Stephen Hill, chief executive of Betfair, resigned on Friday but will keep more than 3m shares in the internet betting exchange that could be worth as much as £30m when the group floats.
Betfair's profits have risen six-fold during Mr Hill's two years with Betfair, while its turnover has increased four-fold.
His resignation came as the company confirmed it had postponed plans for an IPO.
The group's leading shareholders are known to be keen to secure a £750m-£1bn valuation for the business when it floats, which will probably be after next year's football World Cup.
“I have enjoyed my time at Betfair and I believe I have done what I set out to do,” Mr Hill said. “The business is thriving; international expansion is progressing well; and our portfolio of products is growing. However, I feel the time is right to move on.”
Mr Hill, a former chief executive of the Financial Times, plans to set up a fund which would invest in underperforming small and medium sized companies.
Sir Robert Horton, Betfair's chairman, said: “Stephen leaves us with a top-class management team and the ability to scale significantly.
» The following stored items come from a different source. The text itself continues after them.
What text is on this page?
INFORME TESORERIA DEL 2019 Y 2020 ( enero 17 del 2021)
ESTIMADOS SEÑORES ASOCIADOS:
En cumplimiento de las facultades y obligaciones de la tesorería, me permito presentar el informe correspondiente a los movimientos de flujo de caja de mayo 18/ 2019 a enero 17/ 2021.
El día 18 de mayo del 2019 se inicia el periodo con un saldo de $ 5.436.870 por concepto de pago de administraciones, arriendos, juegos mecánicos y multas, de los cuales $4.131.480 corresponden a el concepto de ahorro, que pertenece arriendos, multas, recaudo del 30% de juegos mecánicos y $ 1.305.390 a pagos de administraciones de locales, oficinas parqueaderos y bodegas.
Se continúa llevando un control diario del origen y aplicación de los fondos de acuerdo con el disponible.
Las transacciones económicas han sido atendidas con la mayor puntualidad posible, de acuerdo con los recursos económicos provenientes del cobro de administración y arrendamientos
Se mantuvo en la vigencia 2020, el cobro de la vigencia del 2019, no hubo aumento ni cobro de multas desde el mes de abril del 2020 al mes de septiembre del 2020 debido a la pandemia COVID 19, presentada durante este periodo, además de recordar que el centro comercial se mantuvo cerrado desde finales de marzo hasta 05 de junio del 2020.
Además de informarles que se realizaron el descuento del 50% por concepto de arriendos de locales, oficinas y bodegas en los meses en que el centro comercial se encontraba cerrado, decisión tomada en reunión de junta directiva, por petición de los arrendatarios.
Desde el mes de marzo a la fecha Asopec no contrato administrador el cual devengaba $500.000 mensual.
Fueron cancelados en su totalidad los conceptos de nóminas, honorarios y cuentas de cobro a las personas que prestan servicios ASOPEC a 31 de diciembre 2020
We understand his reasons for leaving and wish him all the best in his new venture.”
He joined Betfair in 2003 after an abortive attempt at buying the FT's portfolio of business magazines. A keen triathlete, he studied law at Cambridge before joining Boston Consulting. A stint at Guinness followed, before Mr Hill moved on to Pearson, the media group that owns the FT.
Mr Hill will leave Betfair with 3.125m shares. The shares were put into a trust this year with a valuation believed to be 271p each, giving them a current value of more than £8m. This would rise to £30m if the group secured a £1bn valuation at float.
Betting exchanges have revolutionised the gambling industry because they allow punters to bet against each other without having to use a bookmaker.
Betfair has grown rapidly but has stuttered this year after failing to gain a licence to operate in Australia. However, the group has gained operating licences in Malta, Austria and Germany and is hopeful that the World Cup next year will be a betting bonanza.
The group has also hinted that it may quit Britain, where it is based, if the Treasury moves to change the tax regime for betting exchanges.